Configuring MariaDB for remote connections#

If CLP components will connect from a different host, you need to configure MariaDB to accept remote connections:

  1. Edit the MariaDB configuration file:

    sudo nano /etc/mysql/mariadb.conf.d/50-server.cnf
    
  2. Find the bind-address line and change it to allow connections from all interfaces:

    bind-address = 0.0.0.0
    
  3. Restart MariaDB:

    sudo systemctl restart mariadb
    

Verifying the MariaDB connection#

You can verify the MariaDB connection by running:

mysql -h <mariadb-hostname-or-ip> -u clp-user -p clp-db

Using AWS RDS for MariaDB/MySQL#

When using AWS RDS:

  1. Create a MariaDB or MySQL RDS instance in the AWS Console.

  2. Note the endpoint hostname and port (the default is 3306).

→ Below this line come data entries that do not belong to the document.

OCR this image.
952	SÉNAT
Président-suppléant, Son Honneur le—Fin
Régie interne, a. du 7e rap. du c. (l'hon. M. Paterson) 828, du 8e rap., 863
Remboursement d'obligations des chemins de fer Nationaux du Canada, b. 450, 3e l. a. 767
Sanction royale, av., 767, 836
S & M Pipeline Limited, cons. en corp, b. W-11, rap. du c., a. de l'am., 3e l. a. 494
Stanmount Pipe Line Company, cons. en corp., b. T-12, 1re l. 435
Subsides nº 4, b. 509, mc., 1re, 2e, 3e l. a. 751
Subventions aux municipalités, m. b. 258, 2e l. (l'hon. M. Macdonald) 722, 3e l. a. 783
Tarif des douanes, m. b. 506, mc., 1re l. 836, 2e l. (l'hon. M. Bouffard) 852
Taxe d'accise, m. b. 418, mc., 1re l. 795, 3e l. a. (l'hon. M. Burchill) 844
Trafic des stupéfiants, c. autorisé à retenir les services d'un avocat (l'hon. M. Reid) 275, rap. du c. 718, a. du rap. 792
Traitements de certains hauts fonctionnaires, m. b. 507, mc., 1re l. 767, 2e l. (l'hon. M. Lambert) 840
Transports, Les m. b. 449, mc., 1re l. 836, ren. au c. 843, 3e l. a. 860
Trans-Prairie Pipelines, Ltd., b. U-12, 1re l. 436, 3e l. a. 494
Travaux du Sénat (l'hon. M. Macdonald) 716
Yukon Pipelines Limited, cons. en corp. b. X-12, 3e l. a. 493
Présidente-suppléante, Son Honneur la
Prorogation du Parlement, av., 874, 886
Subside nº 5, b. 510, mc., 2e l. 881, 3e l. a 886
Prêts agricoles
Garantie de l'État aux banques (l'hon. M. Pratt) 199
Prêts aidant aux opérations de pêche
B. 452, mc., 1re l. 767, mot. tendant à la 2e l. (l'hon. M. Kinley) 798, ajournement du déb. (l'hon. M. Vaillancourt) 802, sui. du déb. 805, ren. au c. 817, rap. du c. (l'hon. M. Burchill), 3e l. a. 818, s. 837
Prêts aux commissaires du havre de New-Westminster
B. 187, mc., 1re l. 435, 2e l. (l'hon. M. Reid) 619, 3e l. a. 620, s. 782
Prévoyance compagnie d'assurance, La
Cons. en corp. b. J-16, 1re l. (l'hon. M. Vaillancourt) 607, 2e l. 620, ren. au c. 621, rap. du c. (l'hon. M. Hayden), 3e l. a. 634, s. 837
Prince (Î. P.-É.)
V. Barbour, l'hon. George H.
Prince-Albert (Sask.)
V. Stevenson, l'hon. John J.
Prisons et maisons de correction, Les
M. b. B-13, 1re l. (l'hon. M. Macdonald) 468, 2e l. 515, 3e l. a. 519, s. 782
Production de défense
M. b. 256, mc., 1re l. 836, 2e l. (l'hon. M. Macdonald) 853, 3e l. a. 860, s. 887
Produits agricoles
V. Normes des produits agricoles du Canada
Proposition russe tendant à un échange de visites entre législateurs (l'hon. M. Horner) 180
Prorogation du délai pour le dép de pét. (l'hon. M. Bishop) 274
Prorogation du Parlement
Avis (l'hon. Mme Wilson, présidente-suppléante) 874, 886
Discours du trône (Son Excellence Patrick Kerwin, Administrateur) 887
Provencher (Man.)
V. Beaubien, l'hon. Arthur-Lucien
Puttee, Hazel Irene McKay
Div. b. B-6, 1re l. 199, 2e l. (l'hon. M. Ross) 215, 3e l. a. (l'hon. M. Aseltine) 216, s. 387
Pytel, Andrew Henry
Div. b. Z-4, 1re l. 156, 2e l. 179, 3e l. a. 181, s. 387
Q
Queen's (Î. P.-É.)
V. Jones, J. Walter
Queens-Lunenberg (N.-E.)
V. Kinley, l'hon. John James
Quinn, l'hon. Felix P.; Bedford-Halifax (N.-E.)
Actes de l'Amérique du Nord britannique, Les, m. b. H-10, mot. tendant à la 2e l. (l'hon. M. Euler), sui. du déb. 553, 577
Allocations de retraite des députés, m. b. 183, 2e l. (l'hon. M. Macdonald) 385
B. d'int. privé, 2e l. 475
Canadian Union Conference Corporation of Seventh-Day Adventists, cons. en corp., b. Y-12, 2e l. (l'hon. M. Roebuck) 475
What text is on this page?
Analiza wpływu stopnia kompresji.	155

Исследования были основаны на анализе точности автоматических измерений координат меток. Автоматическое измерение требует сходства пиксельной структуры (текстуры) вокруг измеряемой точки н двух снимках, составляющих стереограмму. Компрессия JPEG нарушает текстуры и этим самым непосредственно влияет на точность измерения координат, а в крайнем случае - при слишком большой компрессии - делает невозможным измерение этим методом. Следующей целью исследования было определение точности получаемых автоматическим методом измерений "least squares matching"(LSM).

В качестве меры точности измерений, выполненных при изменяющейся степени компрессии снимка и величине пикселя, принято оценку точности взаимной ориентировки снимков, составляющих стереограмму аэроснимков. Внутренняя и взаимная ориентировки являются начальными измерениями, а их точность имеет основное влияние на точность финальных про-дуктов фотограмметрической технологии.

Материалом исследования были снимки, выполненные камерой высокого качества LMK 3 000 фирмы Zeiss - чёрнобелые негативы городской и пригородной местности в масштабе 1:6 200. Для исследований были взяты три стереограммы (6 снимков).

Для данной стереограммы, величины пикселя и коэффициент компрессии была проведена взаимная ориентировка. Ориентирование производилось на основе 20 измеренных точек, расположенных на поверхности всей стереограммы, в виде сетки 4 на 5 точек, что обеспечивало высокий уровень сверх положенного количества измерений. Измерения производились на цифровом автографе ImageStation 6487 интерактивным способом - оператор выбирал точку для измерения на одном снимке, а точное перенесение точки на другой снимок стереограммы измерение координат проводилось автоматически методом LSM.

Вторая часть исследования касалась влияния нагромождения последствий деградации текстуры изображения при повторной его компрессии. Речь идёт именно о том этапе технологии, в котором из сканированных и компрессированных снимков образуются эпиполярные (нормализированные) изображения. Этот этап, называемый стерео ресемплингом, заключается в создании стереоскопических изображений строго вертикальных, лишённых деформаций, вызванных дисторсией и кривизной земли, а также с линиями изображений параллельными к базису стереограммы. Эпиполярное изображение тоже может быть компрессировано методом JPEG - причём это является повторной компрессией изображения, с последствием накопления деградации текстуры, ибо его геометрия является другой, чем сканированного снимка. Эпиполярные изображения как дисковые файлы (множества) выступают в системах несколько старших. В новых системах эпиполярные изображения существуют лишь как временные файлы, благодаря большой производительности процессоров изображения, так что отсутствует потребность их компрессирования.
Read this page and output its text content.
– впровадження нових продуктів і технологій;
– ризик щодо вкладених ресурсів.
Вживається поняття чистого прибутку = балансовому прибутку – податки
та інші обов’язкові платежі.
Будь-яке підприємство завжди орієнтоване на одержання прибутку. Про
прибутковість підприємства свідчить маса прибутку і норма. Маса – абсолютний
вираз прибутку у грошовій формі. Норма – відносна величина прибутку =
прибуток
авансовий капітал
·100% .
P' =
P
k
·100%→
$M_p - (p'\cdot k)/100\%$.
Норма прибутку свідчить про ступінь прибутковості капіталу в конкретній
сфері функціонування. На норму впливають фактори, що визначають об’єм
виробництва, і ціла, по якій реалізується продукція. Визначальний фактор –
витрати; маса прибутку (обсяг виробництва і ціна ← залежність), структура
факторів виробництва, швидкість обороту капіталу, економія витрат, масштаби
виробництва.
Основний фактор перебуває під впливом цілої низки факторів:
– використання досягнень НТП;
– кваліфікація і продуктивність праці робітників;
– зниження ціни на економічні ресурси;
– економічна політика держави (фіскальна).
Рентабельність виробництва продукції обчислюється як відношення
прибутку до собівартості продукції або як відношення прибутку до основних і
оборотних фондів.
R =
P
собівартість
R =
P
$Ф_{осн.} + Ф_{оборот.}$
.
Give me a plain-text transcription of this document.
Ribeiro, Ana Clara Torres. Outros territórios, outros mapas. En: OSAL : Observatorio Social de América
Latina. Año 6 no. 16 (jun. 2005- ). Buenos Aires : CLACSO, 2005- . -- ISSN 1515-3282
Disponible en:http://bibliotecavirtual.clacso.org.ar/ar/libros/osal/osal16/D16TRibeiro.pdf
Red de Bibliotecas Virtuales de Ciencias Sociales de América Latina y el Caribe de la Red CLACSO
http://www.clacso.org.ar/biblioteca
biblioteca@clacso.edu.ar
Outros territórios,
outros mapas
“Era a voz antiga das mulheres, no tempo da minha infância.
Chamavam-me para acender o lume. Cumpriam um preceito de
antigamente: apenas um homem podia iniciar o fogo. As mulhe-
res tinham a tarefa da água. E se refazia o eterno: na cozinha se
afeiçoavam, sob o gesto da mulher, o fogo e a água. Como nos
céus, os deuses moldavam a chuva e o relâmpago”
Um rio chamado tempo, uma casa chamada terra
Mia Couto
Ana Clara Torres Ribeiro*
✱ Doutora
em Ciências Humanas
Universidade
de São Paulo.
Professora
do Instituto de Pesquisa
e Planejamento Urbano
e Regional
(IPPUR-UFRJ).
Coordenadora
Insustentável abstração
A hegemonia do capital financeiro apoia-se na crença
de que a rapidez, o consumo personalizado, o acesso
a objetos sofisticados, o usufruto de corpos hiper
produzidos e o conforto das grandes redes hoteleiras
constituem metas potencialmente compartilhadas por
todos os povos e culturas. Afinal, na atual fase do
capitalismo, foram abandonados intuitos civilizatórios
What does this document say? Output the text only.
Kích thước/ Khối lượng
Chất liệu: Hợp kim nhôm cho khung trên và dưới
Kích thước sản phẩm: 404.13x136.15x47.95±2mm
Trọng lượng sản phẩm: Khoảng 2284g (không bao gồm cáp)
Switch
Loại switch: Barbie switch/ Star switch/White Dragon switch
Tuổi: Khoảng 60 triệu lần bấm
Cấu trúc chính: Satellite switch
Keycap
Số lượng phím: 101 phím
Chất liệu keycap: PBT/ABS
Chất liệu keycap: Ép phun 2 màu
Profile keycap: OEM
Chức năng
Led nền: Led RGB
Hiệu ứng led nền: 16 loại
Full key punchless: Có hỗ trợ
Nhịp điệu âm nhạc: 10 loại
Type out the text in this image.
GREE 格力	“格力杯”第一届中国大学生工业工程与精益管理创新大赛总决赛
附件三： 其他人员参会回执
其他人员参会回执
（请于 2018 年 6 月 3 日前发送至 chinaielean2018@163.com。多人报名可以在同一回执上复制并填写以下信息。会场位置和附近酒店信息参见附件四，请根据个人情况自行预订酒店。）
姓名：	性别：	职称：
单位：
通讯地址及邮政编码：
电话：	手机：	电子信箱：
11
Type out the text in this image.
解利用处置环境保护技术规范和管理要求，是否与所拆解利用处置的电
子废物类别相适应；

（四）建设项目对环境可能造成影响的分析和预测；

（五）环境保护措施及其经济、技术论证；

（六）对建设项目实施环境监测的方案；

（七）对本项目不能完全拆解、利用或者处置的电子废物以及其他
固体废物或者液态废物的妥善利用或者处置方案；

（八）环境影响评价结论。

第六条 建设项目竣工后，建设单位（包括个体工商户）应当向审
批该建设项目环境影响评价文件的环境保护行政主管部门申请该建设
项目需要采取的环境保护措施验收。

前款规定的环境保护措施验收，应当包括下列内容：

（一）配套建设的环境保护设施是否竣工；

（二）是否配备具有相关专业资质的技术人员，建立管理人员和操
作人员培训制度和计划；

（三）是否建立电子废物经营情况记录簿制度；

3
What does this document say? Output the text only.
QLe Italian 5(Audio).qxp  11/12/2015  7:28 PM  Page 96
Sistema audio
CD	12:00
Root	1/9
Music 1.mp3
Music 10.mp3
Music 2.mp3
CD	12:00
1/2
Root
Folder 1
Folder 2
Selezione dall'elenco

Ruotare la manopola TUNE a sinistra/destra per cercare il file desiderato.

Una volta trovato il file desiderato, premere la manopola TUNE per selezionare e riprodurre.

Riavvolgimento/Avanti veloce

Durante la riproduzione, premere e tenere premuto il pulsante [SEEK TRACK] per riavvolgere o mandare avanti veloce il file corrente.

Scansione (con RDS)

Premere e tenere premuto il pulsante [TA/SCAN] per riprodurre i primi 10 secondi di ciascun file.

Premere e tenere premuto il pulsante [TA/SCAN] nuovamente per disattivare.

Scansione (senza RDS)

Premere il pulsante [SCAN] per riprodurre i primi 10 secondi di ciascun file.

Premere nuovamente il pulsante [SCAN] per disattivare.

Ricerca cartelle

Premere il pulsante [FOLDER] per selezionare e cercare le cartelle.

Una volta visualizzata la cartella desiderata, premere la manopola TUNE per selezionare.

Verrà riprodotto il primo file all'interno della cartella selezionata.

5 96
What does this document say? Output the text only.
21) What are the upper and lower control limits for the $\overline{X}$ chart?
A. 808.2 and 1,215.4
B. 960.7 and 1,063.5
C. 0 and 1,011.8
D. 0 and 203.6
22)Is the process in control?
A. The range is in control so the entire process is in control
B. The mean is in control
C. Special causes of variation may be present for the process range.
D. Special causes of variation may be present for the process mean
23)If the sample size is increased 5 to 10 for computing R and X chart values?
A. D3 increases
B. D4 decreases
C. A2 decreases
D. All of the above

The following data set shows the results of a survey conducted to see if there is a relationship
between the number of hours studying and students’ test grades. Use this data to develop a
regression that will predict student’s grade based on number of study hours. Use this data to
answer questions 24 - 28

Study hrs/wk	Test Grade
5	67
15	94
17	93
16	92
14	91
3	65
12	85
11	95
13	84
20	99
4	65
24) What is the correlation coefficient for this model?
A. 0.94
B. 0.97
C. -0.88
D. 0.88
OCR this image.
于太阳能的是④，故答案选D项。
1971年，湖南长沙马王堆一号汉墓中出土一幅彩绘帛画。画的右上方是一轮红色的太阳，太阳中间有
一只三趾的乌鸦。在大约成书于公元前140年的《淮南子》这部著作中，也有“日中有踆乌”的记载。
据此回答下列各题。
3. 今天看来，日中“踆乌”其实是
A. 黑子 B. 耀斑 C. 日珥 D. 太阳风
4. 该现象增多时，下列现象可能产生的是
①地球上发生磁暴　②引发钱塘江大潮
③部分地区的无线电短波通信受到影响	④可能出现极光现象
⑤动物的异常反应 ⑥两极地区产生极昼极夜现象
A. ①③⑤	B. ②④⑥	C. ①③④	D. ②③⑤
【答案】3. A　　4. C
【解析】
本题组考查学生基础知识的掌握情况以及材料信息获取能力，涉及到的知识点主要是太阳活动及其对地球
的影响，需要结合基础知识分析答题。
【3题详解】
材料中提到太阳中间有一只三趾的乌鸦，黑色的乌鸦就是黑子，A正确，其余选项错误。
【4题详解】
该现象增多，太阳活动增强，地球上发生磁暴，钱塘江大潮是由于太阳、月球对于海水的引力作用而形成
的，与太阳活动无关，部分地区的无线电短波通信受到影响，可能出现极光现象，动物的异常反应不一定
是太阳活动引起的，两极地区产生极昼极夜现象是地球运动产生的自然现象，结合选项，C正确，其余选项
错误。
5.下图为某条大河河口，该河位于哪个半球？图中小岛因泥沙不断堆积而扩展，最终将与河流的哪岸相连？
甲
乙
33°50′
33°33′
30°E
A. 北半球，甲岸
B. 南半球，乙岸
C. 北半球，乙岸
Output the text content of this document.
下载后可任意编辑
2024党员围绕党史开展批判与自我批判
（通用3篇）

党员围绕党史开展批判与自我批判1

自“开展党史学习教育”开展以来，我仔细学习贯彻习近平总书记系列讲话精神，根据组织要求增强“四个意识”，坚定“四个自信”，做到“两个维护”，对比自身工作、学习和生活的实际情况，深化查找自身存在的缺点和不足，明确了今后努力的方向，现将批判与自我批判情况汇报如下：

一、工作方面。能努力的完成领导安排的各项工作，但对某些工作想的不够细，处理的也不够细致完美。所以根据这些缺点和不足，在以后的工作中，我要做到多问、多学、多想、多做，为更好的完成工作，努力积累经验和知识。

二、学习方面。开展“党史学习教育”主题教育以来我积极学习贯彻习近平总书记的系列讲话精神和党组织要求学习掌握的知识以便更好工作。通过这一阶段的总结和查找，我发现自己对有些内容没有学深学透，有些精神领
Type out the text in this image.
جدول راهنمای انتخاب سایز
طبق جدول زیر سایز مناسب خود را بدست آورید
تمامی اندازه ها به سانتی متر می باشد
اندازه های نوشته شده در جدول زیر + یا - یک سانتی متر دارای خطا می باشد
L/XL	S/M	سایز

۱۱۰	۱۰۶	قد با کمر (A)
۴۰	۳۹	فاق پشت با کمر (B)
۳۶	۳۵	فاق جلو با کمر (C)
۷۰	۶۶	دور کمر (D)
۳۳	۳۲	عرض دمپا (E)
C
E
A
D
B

  3. Create the database and user using a MySQL client:

    mysql -h <rds-endpoint> -u admin -p
    

    Then follow steps 2-5 from Installing MariaDB on Ubuntu.

  4. Ensure the RDS security group allows inbound connections on port 3306 from your CLP hosts.

MongoDB setup#

CLP is compatible with any MongoDB database. For installation instructions, see the MongoDB installation documentation.

Creating the CLP database in MongoDB#

MongoDB automatically creates databases and collections when first accessed, so no manual database creation is needed. CLP will create the necessary database and collections (clp-query-results by default) when it first connects.

Configuring MongoDB for remote connections#

If CLP components will connect from a different host:

  1. Edit the MongoDB configuration file:

    sudo nano /etc/mongod.conf
    
  2. Find the net.bindIp setting and change it to allow connections from all interfaces:

    net:
      port: 27017
      bindIp: 0.0.0.0
    
  3. Restart MongoDB:

    sudo systemctl restart mongod
    

Warning

For production deployments, it’s highly recommended to enable authentication and SSL/TLS for MongoDB. See the MongoDB security documentation for details.

Verifying the MongoDB connection#

You can verify the MongoDB connection by running:

mongosh "mongodb://<mongodb-hostname-or-ip>:27017/clp-query-results"

Using AWS DocumentDB or MongoDB Atlas#

When using AWS DocumentDB or MongoDB Atlas:

  1. Create a cluster in the AWS Console or MongoDB Atlas.

  2. Note the connection string/endpoint provided.

  3. Ensure the security group or IP access list allows connections from your CLP hosts.

  4. Use the provided connection string when configuring CLP (see below).

Configuring CLP to use external databases#

After setting up your external databases, configure CLP to use them by editing etc/clp-config.yaml:

database:
  host: "<mariadb-hostname-or-ip>"
  port: 3306
  name: "clp-db"
  # Credentials will be set in etc/credentials.yaml

results_cache:
  host: "<mongodb-hostname-or-ip>"
  port: 27017
  name: "clp-query-results"

Set the credentials in etc/credentials.yaml:

database:
  username: "clp-user"
  password: "<your-mariadb-password>"

Note

When using external databases in a multi-host deployment, you do not need to start the database and results-cache Docker Compose services. Skip those services when following the multi-host deployment guide. However, you still need to run the database initialization jobs (db-table-creator and results-cache-indices-creator).